4. expand. Mathematics originates from practice and ultimately serves practice. After the process of "participation", "development" and "deepening", "mathematics" is not over yet, and application is the goal. Expanding the accumulation of the first three courses will be the highest goal and realm of classroom teaching and even mathematics.

Mathematics curriculum standard requires "putting precious energy on innovation and interaction" and emphasizes the importance and necessity of "expansion" in classroom teaching, which is the "diversion" and "experimental field" of innovation.

L about teaching activities

The core of teaching activities is to attach importance to students' psychological experience and feelings in the process of knowledge generation, and constantly rise to rational judgment and innovation until the formation of innovative ability.

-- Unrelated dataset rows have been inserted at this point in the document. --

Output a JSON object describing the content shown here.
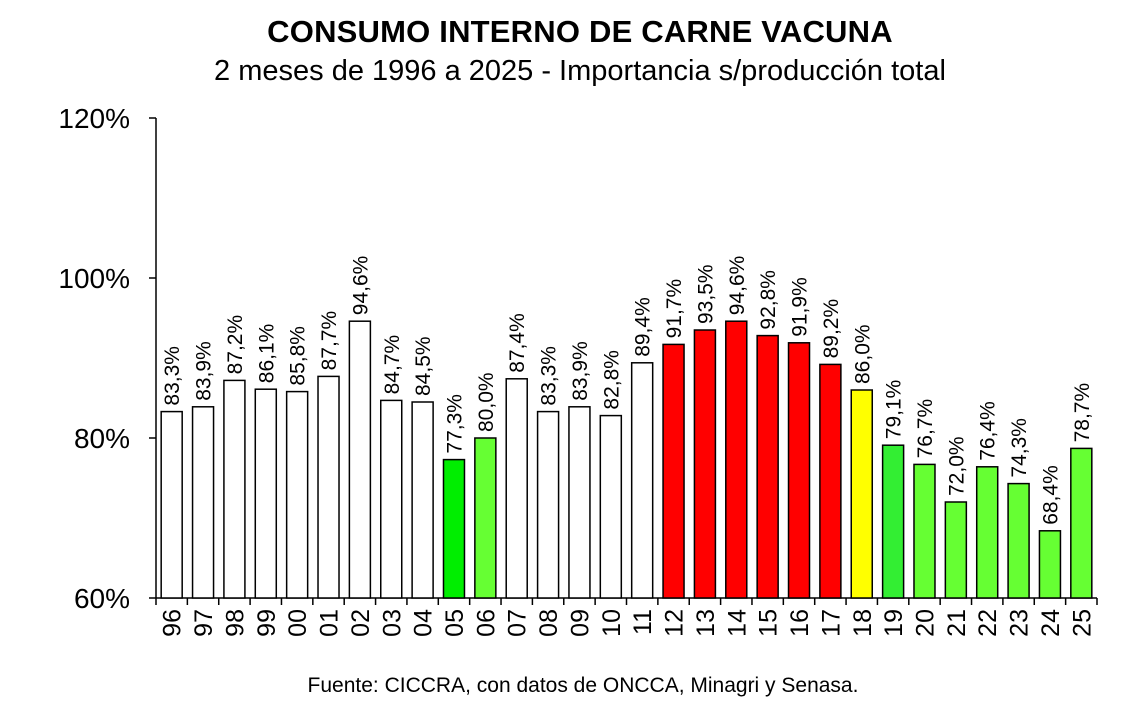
{
  "chart_data": {
    "type": "bar",
    "title": "CONSUMO INTERNO DE CARNE VACUNA",
    "subtitle": "2 meses de 1996 a 2025 - Importancia s/producción total",
    "source": "Fuente: CICCRA, con datos de ONCCA, Minagri y Senasa.",
    "xlabel": "",
    "ylabel": "",
    "ylim": [
      60,
      120
    ],
    "yticks": [
      60,
      80,
      100,
      120
    ],
    "ytick_labels": [
      "60%",
      "80%",
      "100%",
      "120%"
    ],
    "grid": false,
    "legend": "none",
    "categories": [
      "96",
      "97",
      "98",
      "99",
      "00",
      "01",
      "02",
      "03",
      "04",
      "05",
      "06",
      "07",
      "08",
      "09",
      "10",
      "11",
      "12",
      "13",
      "14",
      "15",
      "16",
      "17",
      "18",
      "19",
      "20",
      "21",
      "22",
      "23",
      "24",
      "25"
    ],
    "values": [
      83.3,
      83.9,
      87.2,
      86.1,
      85.8,
      87.7,
      94.6,
      84.7,
      84.5,
      77.3,
      80.0,
      87.4,
      83.3,
      83.9,
      82.8,
      89.4,
      91.7,
      93.5,
      94.6,
      92.8,
      91.9,
      89.2,
      86.0,
      79.1,
      76.7,
      72.0,
      76.4,
      74.3,
      68.4,
      78.7
    ],
    "data_labels": [
      "83,3%",
      "83,9%",
      "87,2%",
      "86,1%",
      "85,8%",
      "87,7%",
      "94,6%",
      "84,7%",
      "84,5%",
      "77,3%",
      "80,0%",
      "87,4%",
      "83,3%",
      "83,9%",
      "82,8%",
      "89,4%",
      "91,7%",
      "93,5%",
      "94,6%",
      "92,8%",
      "91,9%",
      "89,2%",
      "86,0%",
      "79,1%",
      "76,7%",
      "72,0%",
      "76,4%",
      "74,3%",
      "68,4%",
      "78,7%"
    ],
    "bar_colors": [
      "#ffffff",
      "#ffffff",
      "#ffffff",
      "#ffffff",
      "#ffffff",
      "#ffffff",
      "#ffffff",
      "#ffffff",
      "#ffffff",
      "#00ee00",
      "#66ff33",
      "#ffffff",
      "#ffffff",
      "#ffffff",
      "#ffffff",
      "#ffffff",
      "#ff0000",
      "#ff0000",
      "#ff0000",
      "#ff0000",
      "#ff0000",
      "#ff0000",
      "#ffff00",
      "#33ee33",
      "#66ff33",
      "#66ff33",
      "#66ff33",
      "#66ff33",
      "#66ff33",
      "#66ff33"
    ],
    "colors": {
      "white": "#ffffff",
      "red": "#ff0000",
      "yellow": "#ffff00",
      "green": "#66ff33",
      "dark_green": "#00ee00",
      "outline": "#000000"
    }
  }
}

Specific to classroom teaching, its core idea is to guide students, master the system of mathematical knowledge and methods and make students experience the process of mathematical knowledge and methods in mathematics education, so as to improve students' mathematical literacy and basic quality.

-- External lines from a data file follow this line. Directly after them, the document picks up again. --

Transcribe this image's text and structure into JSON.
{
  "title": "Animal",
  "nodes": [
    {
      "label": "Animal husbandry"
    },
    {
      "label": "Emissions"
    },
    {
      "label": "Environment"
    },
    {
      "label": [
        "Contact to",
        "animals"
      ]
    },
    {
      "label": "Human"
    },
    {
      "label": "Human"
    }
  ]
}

1. Material structure. The Outline of Mathematics Education points out that in mathematics teaching, "through background materials, students can observe, experiment, compare, guess, analyze, synthesize, abstract and generalize, abstract practical problems into mathematical problems, establish mathematical models, thus solving problems and broadening their knowledge". It can be seen that the premise of applying a series of mathematical knowledge is the process of constantly processing and sorting out background materials. There is also a main task in this link: under the premise of students' personality differences, students at different levels have a state that suits them, that is, they have some flexibility in the organizational content and requirements of materials to reflect different teaching requirements.

2. Logical materials. The logicalization of materials is mainly aimed at mathematics classroom teaching under the new information technology. Teachers should pay attention to people-oriented development and highlight students' subjectivity and initiative when designing teaching process. The design should be student-centered, based on the premise of situation creation and problem-driven, and lead to the learning topic of each class. Students should consult information materials around the topic, study independently or cooperate with classmates or communicate with teachers. Teachers collect students' feedback information in time through the network and provide guidance and help. Through thinking and exploration, students judge and logically reason the obtained information, and complete the understanding, application and construction of the subject.

3. Mathematicization of materials. Strive to reflect the occurrence process of knowledge, the exploration and development process of laws. Under the guidance of teachers, students discover the relationship, nature and methods by themselves through observation, operation, analysis and comparison, and make reasonable judgments. Let students learn to "mathematize" in the process of doing mathematics.

4. Internalization. Student activities may also inspire teachers' re-activities (information expansion, teaching method innovation, material reorganization). This kind of activity is the product of teacher-student interaction, which will make the application of teaching materials come alive and make teaching activities have soul, which is the teaching reform needed by the current curriculum reform.